Save your changes, and then navigate to the Log View tab. If there are any logs currently showing, click the Clear Logs button.

Now you're ready to try connecting to REST API again. Run the following again:

https://example.com/?rest_route=/lscwp/ip-check

If it fails, reload the Log View tab, Click Debug Log to make sure you are viewing the correct log, and then click the Copy Log button. This will copy the log to your clipboard and allow you to paste it somewhere, like Pastebin for example, to share with the support team.

When you contact support, it is helpful to generate a report for them. Navigate to the Report tab and press the Send to LiteSpeed button. When you open a support ticket, you can share the Pastebin URL for your debug log, and the report number.

Other Problems

If there is some other problem with your REST API, here are a few possible causes.

REST API Disabled

You may have simply disabled REST API. Re-enable it to fix the problem. If you don't know how to do this, the WordPress REST API Handbook may help.

Plugin Problems

  • You may have a security plugin that interferes with REST API.
  • You may have a plugin that controls or limits access, like a "maintenance mode" plugin.
  • You may have a plugin that is known to cause WP REST issues.

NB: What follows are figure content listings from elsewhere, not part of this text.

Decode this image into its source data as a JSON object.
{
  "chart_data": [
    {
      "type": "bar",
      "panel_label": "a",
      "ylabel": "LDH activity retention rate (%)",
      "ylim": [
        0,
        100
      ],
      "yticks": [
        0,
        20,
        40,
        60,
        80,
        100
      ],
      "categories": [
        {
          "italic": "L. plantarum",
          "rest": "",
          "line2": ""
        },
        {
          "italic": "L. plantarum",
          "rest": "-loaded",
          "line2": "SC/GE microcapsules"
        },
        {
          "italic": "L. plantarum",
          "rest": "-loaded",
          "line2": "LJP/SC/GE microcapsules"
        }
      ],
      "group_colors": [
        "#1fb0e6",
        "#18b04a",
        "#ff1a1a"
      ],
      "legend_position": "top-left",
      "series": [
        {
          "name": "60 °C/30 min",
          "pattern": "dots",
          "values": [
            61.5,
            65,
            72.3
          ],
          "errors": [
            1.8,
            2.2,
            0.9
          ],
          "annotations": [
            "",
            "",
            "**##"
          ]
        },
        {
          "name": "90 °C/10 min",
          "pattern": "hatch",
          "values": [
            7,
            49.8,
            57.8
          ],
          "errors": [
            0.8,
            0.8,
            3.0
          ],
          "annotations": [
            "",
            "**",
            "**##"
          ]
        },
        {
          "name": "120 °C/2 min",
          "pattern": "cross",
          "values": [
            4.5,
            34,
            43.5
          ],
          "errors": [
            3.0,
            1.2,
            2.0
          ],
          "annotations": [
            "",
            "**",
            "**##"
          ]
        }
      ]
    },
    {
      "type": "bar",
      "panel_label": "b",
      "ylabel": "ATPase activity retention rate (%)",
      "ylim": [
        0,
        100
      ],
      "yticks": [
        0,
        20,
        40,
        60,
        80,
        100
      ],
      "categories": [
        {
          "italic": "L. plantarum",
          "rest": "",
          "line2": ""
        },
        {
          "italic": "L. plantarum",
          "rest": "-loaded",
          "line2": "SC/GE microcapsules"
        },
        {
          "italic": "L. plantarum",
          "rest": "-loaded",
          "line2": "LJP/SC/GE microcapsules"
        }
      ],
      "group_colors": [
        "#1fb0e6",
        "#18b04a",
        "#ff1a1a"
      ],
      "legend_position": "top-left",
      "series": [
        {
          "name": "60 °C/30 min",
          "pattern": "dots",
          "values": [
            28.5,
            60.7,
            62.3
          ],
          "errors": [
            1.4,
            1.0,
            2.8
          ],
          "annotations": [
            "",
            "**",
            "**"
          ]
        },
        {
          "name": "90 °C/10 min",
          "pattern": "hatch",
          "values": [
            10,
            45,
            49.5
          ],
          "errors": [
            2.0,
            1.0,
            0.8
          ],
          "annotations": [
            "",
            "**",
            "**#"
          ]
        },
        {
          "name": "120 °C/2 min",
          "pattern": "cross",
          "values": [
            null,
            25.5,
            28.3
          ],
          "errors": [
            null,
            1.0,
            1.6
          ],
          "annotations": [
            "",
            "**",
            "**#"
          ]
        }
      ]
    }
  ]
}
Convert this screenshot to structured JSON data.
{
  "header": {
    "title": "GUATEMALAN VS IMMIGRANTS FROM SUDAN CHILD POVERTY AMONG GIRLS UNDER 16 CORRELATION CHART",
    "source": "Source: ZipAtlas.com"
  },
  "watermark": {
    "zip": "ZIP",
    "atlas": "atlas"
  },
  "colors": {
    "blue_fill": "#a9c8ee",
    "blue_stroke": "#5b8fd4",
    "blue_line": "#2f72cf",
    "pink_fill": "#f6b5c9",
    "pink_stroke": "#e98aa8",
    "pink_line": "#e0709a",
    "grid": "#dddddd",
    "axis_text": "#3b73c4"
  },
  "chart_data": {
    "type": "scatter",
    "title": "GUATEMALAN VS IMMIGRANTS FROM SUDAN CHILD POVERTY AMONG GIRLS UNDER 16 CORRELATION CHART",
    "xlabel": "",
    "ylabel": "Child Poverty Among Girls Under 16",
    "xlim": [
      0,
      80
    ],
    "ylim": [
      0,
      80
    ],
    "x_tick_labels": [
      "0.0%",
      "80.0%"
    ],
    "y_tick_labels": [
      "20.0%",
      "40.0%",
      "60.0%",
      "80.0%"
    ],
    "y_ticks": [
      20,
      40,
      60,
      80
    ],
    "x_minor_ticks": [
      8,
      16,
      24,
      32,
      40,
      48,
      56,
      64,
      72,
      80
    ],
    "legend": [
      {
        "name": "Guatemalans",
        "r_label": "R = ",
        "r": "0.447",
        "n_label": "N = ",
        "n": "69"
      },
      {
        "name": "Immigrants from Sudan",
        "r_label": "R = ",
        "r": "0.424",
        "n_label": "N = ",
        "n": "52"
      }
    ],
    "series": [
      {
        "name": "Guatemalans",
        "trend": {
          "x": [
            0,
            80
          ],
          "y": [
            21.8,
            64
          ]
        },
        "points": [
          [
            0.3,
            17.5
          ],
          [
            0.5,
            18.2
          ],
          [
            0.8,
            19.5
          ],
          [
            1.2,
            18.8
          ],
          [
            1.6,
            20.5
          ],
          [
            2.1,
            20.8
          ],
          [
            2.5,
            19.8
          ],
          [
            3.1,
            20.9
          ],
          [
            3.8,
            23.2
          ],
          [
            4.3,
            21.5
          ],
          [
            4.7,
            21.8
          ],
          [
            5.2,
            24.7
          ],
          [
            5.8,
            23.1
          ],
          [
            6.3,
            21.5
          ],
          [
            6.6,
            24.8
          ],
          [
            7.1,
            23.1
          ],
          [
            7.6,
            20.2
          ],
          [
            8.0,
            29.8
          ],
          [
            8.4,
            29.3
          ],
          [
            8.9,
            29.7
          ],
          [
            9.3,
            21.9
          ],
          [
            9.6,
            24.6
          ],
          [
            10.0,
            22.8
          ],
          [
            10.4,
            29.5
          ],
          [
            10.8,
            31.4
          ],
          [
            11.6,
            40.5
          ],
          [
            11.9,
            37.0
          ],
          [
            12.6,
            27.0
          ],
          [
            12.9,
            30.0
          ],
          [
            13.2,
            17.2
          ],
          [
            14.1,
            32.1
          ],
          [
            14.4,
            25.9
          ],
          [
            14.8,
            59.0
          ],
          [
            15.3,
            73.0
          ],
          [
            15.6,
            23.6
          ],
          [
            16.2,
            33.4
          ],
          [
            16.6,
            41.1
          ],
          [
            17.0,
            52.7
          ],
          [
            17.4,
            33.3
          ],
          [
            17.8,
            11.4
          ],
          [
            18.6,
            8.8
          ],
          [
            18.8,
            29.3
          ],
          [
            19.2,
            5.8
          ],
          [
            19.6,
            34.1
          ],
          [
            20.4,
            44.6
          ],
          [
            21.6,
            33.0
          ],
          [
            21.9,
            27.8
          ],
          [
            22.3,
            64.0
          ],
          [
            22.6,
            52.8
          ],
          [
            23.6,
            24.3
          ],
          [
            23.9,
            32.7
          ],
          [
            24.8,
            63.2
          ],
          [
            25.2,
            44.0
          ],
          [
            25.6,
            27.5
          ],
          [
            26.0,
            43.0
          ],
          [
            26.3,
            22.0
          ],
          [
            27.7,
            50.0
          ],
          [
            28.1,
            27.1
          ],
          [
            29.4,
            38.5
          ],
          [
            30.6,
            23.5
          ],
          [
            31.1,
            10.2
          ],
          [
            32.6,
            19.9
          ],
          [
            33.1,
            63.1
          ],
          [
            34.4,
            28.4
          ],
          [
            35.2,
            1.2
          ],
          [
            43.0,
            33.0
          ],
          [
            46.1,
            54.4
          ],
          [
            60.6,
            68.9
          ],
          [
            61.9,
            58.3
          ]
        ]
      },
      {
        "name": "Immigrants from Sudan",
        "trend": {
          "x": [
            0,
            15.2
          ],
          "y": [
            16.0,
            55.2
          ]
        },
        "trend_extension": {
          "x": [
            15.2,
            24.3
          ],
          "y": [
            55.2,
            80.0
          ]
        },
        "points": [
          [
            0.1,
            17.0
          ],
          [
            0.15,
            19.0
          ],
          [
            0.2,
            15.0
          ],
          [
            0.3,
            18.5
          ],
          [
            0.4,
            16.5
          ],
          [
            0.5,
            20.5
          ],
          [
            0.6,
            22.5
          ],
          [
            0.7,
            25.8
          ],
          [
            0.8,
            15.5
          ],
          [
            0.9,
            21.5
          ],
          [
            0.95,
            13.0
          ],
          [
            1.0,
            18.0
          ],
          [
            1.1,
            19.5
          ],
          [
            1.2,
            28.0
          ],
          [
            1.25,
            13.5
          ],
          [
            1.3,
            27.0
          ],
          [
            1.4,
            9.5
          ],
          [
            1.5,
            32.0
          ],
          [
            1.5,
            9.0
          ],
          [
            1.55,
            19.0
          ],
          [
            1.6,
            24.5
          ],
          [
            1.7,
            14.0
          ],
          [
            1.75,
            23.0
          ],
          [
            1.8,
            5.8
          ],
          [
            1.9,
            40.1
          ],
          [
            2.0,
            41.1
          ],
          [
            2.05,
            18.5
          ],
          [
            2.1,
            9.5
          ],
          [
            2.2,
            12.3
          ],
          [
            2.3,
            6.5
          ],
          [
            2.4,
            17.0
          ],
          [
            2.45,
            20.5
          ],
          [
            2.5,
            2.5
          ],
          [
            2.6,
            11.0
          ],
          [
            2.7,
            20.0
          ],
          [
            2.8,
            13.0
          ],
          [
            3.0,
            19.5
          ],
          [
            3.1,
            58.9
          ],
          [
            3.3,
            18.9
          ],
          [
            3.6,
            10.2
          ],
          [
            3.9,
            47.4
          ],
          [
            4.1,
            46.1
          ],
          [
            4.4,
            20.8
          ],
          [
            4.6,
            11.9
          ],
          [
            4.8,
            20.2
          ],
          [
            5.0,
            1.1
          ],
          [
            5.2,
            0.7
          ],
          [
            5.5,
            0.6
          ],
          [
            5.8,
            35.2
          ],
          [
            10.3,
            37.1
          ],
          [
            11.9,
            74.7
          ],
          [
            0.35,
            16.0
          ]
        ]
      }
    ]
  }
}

Try disabling your plugins one-by-one to find the culprit. If disabling a plugin makes REST API work again, look over the plugin's settings, or contact their support, to see what changes you can make to allow QUIC.cloud to access REST API.

ReWrite Rule Problems

The REST API link relies on a rewrite rule to work. Situation like these, that causes the WordPress rules not to be processed, are problematic:

  • You may have permalinks set to Plain or /index.php/.
  • You may have a rewrite rule in .htaccess that ends in [L] but appears before the WordPress section.

Change your permalinks setting, or move your rewrite rules after the WordPress section to solve the problem.

LiteSpeed Endpoints not Allowed

It's possible you have a firewall that is blocking access to one or more LiteSpeed endpoints. Try adding both /litespeed/v1 and /litespeed/v3 to your allowlist. One of those strings appears in all LiteSpeed endpoints.